The framing here is important, though. At best, BlackRock will only do as much on climate with the $13.5 trillion it has been entrusted with as is in the interests of the actual owners of the capital. The asset managers have a “fiduciary” duty to the investors who actually own the funds at the Big Three’s disposal. This means that they are sworn to act in the best long-term interests of the actual owners of the big chunk of the world’s capital that is at their disposal.

The result is that even as BlackRock was touting its environmentalism, it held one of the largest fossil fuel portfolios in the world. And once it came under pressure for its support for ESGs, it stopped supporting them (Wall Street Journal, 3/2/25), and withdrew $6.6 trillion in assets from being covered by the program. As it now says on its website, “In the US alone, we have invested $225 billion on behalf of our clients in American energy companies, including pipelines and power generation facilities.”

The interests of capital writ large

Militant: Warrior Met miners protest at Vanguard Group headquarters

Militant (7/3/23): “Vanguard has the largest holdings in Warrior Met…one of the most profitable U.S. coal companies…. The new owners told miners they had to accept deep cuts in wages, benefits and working conditions or the mine would be closed.”

As Zephyr Teachout writes in her anti-monopoly book Break ‘Em Up:

It is absurd to expect that a common owner of multiple firms in the industry similarly encourages each one of them to steal market share from the other firms in the investor’s portfolio…. Even if [a big investor] promises to remain a quiet (“passive”) investor, basic economic theory and existing empirical results indicate that [their] involvement in the industry is likely to help lessen competition between airlines and further improve their profitability.

Putting the interests of capital writ large above all else is the Big Three’s job. Just ask the miners from Warrior Met, who were told by Vanguard and other owners that they needed to accept deep cuts to pay and benefits, or their mine would be shut down (Militant, 7/3/23). Or Palestinians maimed by weapons the UN Human Rights Office of the High Commissioner says were financed by the Big Three. Or the employees of the roofing contractors that BlackRock and other private equity investors put out of business (New York Times, 11/13/25).

Publicly traded media corporations have always faced structural pressure to act in ways that maximize shareholder value. And while an individual reporter or editor might be inured to this pressure to an extent, the institution as a whole has to respond to it.

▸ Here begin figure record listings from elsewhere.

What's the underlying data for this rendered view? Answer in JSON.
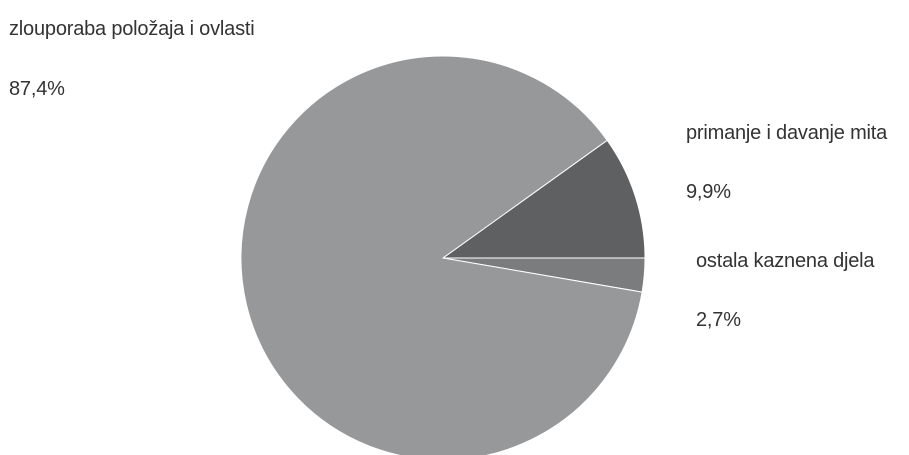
{
  "chart_data": {
    "type": "pie",
    "slices": [
      {
        "name": "zlouporaba položaja i ovlasti",
        "value": 87.4,
        "label": "87,4%",
        "color": "#97989a"
      },
      {
        "name": "primanje i davanje mita",
        "value": 9.9,
        "label": "9,9%",
        "color": "#5f6062"
      },
      {
        "name": "ostala kaznena djela",
        "value": 2.7,
        "label": "2,7%",
        "color": "#7b7c7e"
      }
    ],
    "stroke_color": "#ffffff"
  }
}
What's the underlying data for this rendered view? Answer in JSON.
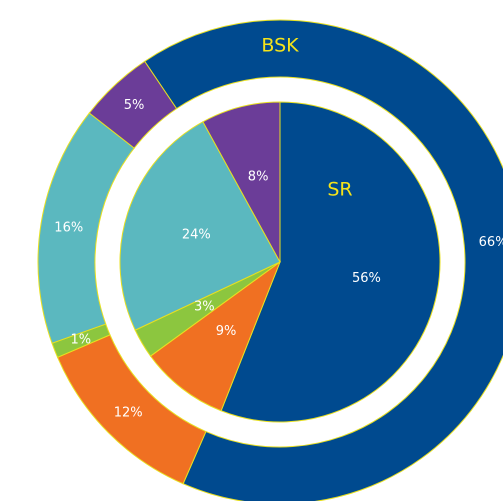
{
  "chart_data": [
    {
      "type": "pie",
      "title": "BSK",
      "values": [
        66,
        12,
        1,
        16,
        5
      ],
      "value_labels": [
        "66%",
        "12%",
        "1%",
        "16%",
        "5%"
      ],
      "colors": [
        "#004a8f",
        "#f07022",
        "#8cc63f",
        "#5bb8bf",
        "#6b3d98"
      ],
      "start_angle": -34
    },
    {
      "type": "pie",
      "title": "SR",
      "values": [
        56,
        9,
        3,
        24,
        8
      ],
      "value_labels": [
        "56%",
        "9%",
        "3%",
        "24%",
        "8%"
      ],
      "colors": [
        "#004a8f",
        "#f07022",
        "#8cc63f",
        "#5bb8bf",
        "#6b3d98"
      ],
      "start_angle": 0
    }
  ]
}
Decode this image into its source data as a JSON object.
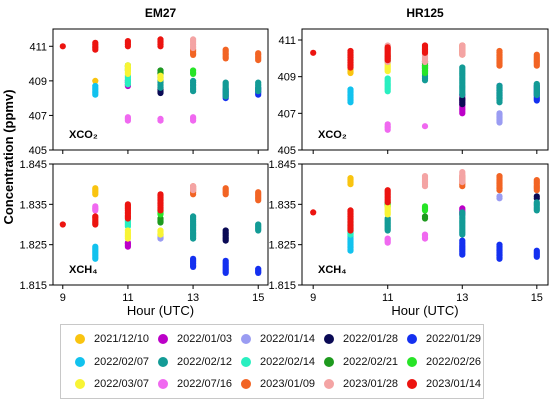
{
  "chart_data": {
    "type": "scatter",
    "panels": [
      {
        "id": "em27-xco2",
        "column_title": "EM27",
        "annotation": "XCO₂",
        "quantity": "xco2",
        "instrument": "em27",
        "xlim": [
          8.7,
          15.3
        ],
        "ylim": [
          405,
          412
        ],
        "yticks": [
          "405",
          "407",
          "409",
          "411"
        ],
        "show_ytick_labels": true,
        "show_xtick_labels": false
      },
      {
        "id": "hr125-xco2",
        "column_title": "HR125",
        "annotation": "XCO₂",
        "quantity": "xco2",
        "instrument": "hr125",
        "xlim": [
          8.7,
          15.3
        ],
        "ylim": [
          405,
          411.6
        ],
        "yticks": [
          "405",
          "407",
          "409",
          "411"
        ],
        "show_ytick_labels": true,
        "show_xtick_labels": false
      },
      {
        "id": "em27-xch4",
        "annotation": "XCH₄",
        "quantity": "xch4",
        "instrument": "em27",
        "xlim": [
          8.7,
          15.3
        ],
        "ylim": [
          1.815,
          1.845
        ],
        "yticks": [
          "1.815",
          "1.825",
          "1.835",
          "1.845"
        ],
        "show_ytick_labels": true,
        "show_xtick_labels": true
      },
      {
        "id": "hr125-xch4",
        "annotation": "XCH₄",
        "quantity": "xch4",
        "instrument": "hr125",
        "xlim": [
          8.7,
          15.3
        ],
        "ylim": [
          1.815,
          1.845
        ],
        "yticks": [
          "1.815",
          "1.825",
          "1.835",
          "1.845"
        ],
        "show_ytick_labels": true,
        "show_xtick_labels": true
      }
    ],
    "xticks": [
      "9",
      "11",
      "13",
      "15"
    ],
    "xlabel": "Hour (UTC)",
    "ylabel": "Concentration (ppmv)",
    "legend_placement": "bottom",
    "grid": false,
    "series": [
      {
        "name": "2021/12/10",
        "color": "#f9c410",
        "em27": {
          "xco2": [
            [
              10,
              409.0,
              409.0
            ]
          ],
          "xch4": [
            [
              10,
              1.8375,
              1.839
            ]
          ]
        },
        "hr125": {
          "xco2": [
            [
              10,
              409.2,
              409.4
            ]
          ],
          "xch4": [
            [
              10,
              1.84,
              1.8415
            ]
          ]
        }
      },
      {
        "name": "2022/01/03",
        "color": "#bc00c8",
        "em27": {
          "xco2": [
            [
              11,
              408.7,
              409.0
            ]
          ],
          "xch4": [
            [
              11,
              1.8245,
              1.8255
            ]
          ]
        },
        "hr125": {
          "xco2": [
            [
              13,
              407.0,
              408.0
            ]
          ],
          "xch4": [
            [
              13,
              1.8325,
              1.834
            ]
          ]
        }
      },
      {
        "name": "2022/01/14",
        "color": "#9a9cf2",
        "em27": {
          "xco2": [
            [
              12,
              409.2,
              409.6
            ]
          ],
          "xch4": [
            [
              12,
              1.8265,
              1.8275
            ]
          ]
        },
        "hr125": {
          "xco2": [
            [
              14,
              406.5,
              407.0
            ]
          ],
          "xch4": [
            [
              14,
              1.8365,
              1.837
            ]
          ]
        }
      },
      {
        "name": "2022/01/28",
        "color": "#0a0a55",
        "em27": {
          "xco2": [
            [
              12,
              408.3,
              408.6
            ]
          ],
          "xch4": [
            [
              14,
              1.826,
              1.8285
            ]
          ]
        },
        "hr125": {
          "xco2": [
            [
              13,
              407.5,
              407.8
            ]
          ],
          "xch4": [
            [
              15,
              1.8365,
              1.837
            ]
          ]
        }
      },
      {
        "name": "2022/01/29",
        "color": "#1430f0",
        "em27": {
          "xco2": [
            [
              14,
              408.0,
              408.5
            ],
            [
              15,
              408.2,
              408.6
            ]
          ],
          "xch4": [
            [
              13,
              1.8195,
              1.8215
            ],
            [
              14,
              1.818,
              1.821
            ],
            [
              15,
              1.818,
              1.819
            ]
          ]
        },
        "hr125": {
          "xco2": [
            [
              14,
              407.8,
              408.5
            ],
            [
              15,
              407.7,
              408.5
            ]
          ],
          "xch4": [
            [
              13,
              1.8225,
              1.826
            ],
            [
              14,
              1.8215,
              1.825
            ],
            [
              15,
              1.822,
              1.8235
            ]
          ]
        }
      },
      {
        "name": "2022/02/07",
        "color": "#12c2ee",
        "em27": {
          "xco2": [
            [
              10,
              408.2,
              408.7
            ]
          ],
          "xch4": [
            [
              10,
              1.8215,
              1.8245
            ]
          ]
        },
        "hr125": {
          "xco2": [
            [
              10,
              407.6,
              408.3
            ]
          ],
          "xch4": [
            [
              10,
              1.8235,
              1.8285
            ]
          ]
        }
      },
      {
        "name": "2022/02/12",
        "color": "#139b96",
        "em27": {
          "xco2": [
            [
              12,
              408.6,
              409.2
            ],
            [
              13,
              408.4,
              409.0
            ],
            [
              14,
              408.1,
              408.9
            ],
            [
              15,
              408.4,
              408.9
            ]
          ],
          "xch4": [
            [
              13,
              1.8265,
              1.832
            ],
            [
              15,
              1.8285,
              1.83
            ]
          ]
        },
        "hr125": {
          "xco2": [
            [
              12,
              408.8,
              409.8
            ],
            [
              13,
              408.0,
              409.5
            ],
            [
              14,
              407.6,
              408.5
            ],
            [
              15,
              408.0,
              408.6
            ]
          ],
          "xch4": [
            [
              11,
              1.8285,
              1.8315
            ],
            [
              13,
              1.8275,
              1.833
            ],
            [
              15,
              1.8335,
              1.8355
            ]
          ]
        }
      },
      {
        "name": "2022/02/14",
        "color": "#29efc0",
        "em27": {
          "xco2": [
            [
              11,
              408.8,
              409.3
            ]
          ],
          "xch4": [
            [
              11,
              1.8295,
              1.831
            ]
          ]
        },
        "hr125": {
          "xco2": [
            [
              11,
              408.2,
              408.9
            ]
          ],
          "xch4": [
            [
              10,
              1.8275,
              1.8305
            ]
          ]
        }
      },
      {
        "name": "2022/02/21",
        "color": "#1e9a1e",
        "em27": {
          "xco2": [
            [
              12,
              409.4,
              409.6
            ]
          ],
          "xch4": [
            [
              12,
              1.8305,
              1.8315
            ]
          ]
        },
        "hr125": {
          "xco2": [
            [
              12,
              409.5,
              409.8
            ]
          ],
          "xch4": [
            [
              12,
              1.8315,
              1.832
            ]
          ]
        }
      },
      {
        "name": "2022/02/26",
        "color": "#27e427",
        "em27": {
          "xco2": [
            [
              11,
              409.6,
              409.9
            ],
            [
              13,
              409.4,
              409.6
            ]
          ],
          "xch4": [
            [
              12,
              1.8325,
              1.8335
            ]
          ]
        },
        "hr125": {
          "xco2": [
            [
              11,
              409.8,
              410.1
            ],
            [
              12,
              409.2,
              409.6
            ]
          ],
          "xch4": [
            [
              11,
              1.8345,
              1.8355
            ],
            [
              12,
              1.8335,
              1.8345
            ]
          ]
        }
      },
      {
        "name": "2022/03/07",
        "color": "#f8f435",
        "em27": {
          "xco2": [
            [
              11,
              409.4,
              409.9
            ],
            [
              12,
              409.1,
              409.3
            ]
          ],
          "xch4": [
            [
              11,
              1.8265,
              1.8285
            ],
            [
              12,
              1.8275,
              1.8285
            ]
          ]
        },
        "hr125": {
          "xco2": [
            [
              11,
              409.3,
              409.7
            ]
          ],
          "xch4": [
            [
              11,
              1.8325,
              1.8345
            ]
          ]
        }
      },
      {
        "name": "2022/07/16",
        "color": "#f069f0",
        "em27": {
          "xco2": [
            [
              11,
              406.7,
              406.9
            ],
            [
              12,
              406.7,
              406.8
            ],
            [
              13,
              406.7,
              406.9
            ]
          ],
          "xch4": [
            [
              10,
              1.8335,
              1.8345
            ]
          ]
        },
        "hr125": {
          "xco2": [
            [
              11,
              406.1,
              406.4
            ],
            [
              12,
              406.3,
              406.3
            ]
          ],
          "xch4": [
            [
              11,
              1.8255,
              1.8265
            ],
            [
              12,
              1.8265,
              1.8275
            ]
          ]
        }
      },
      {
        "name": "2023/01/09",
        "color": "#f26424",
        "em27": {
          "xco2": [
            [
              13,
              410.5,
              410.8
            ],
            [
              14,
              410.3,
              410.8
            ],
            [
              15,
              410.2,
              410.6
            ]
          ],
          "xch4": [
            [
              13,
              1.8375,
              1.8395
            ],
            [
              14,
              1.8375,
              1.839
            ],
            [
              15,
              1.836,
              1.838
            ]
          ]
        },
        "hr125": {
          "xco2": [
            [
              13,
              410.2,
              410.7
            ],
            [
              14,
              409.6,
              410.4
            ],
            [
              15,
              409.6,
              410.2
            ]
          ],
          "xch4": [
            [
              13,
              1.8395,
              1.842
            ],
            [
              14,
              1.8385,
              1.842
            ],
            [
              15,
              1.8385,
              1.841
            ]
          ]
        }
      },
      {
        "name": "2023/01/28",
        "color": "#f4a4a4",
        "em27": {
          "xco2": [
            [
              13,
              410.9,
              411.4
            ]
          ],
          "xch4": [
            [
              13,
              1.8385,
              1.8395
            ]
          ]
        },
        "hr125": {
          "xco2": [
            [
              11,
              409.8,
              410.7
            ],
            [
              12,
              409.8,
              410.5
            ],
            [
              13,
              410.2,
              410.7
            ]
          ],
          "xch4": [
            [
              12,
              1.8395,
              1.842
            ],
            [
              13,
              1.8405,
              1.843
            ]
          ]
        }
      },
      {
        "name": "2023/01/14",
        "color": "#ec1410",
        "em27": {
          "xco2": [
            [
              9,
              411.0,
              411.0
            ],
            [
              10,
              410.8,
              411.2
            ],
            [
              11,
              411.0,
              411.3
            ],
            [
              12,
              411.0,
              411.4
            ]
          ],
          "xch4": [
            [
              9,
              1.83,
              1.83
            ],
            [
              10,
              1.83,
              1.832
            ],
            [
              11,
              1.8315,
              1.835
            ],
            [
              12,
              1.8335,
              1.8375
            ]
          ]
        },
        "hr125": {
          "xco2": [
            [
              9,
              410.3,
              410.3
            ],
            [
              10,
              409.5,
              410.4
            ],
            [
              11,
              409.9,
              410.6
            ],
            [
              12,
              410.3,
              410.7
            ]
          ],
          "xch4": [
            [
              9,
              1.833,
              1.833
            ],
            [
              10,
              1.8285,
              1.8335
            ],
            [
              11,
              1.8355,
              1.8385
            ]
          ]
        }
      }
    ]
  }
}
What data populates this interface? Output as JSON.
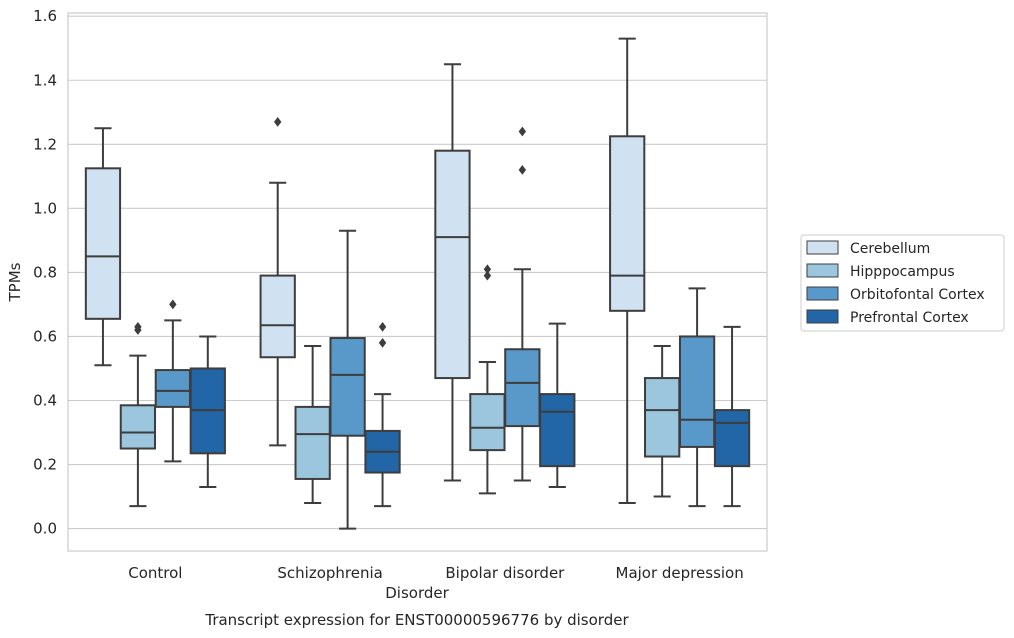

The results are corporate media practices that FAIR chronicles on a daily basis: cuts in the name of profits (Disney, Warner Brothers and Paramount have all had layoffs and/or restructuring in recent years), opinions that hew to a narrow spectrum of what’s considered respectable, and a politics that’s insufficient to meet the moment we’re living in.

It’s not that the Big Three control the corporate media through some narrow conspiracy; rather, their holdings illustrate the power that capital has to shape the way we get our news.

Society has broader and different interests than the owners of capital do, and that applies with regard to the media, too. Having a robust news media oriented towards people—even if it doesn’t turn a profit—would benefit us all. But that’s exactly the kind of thing the Big Three—the biggest profitmakers of our society—are not going to get behind.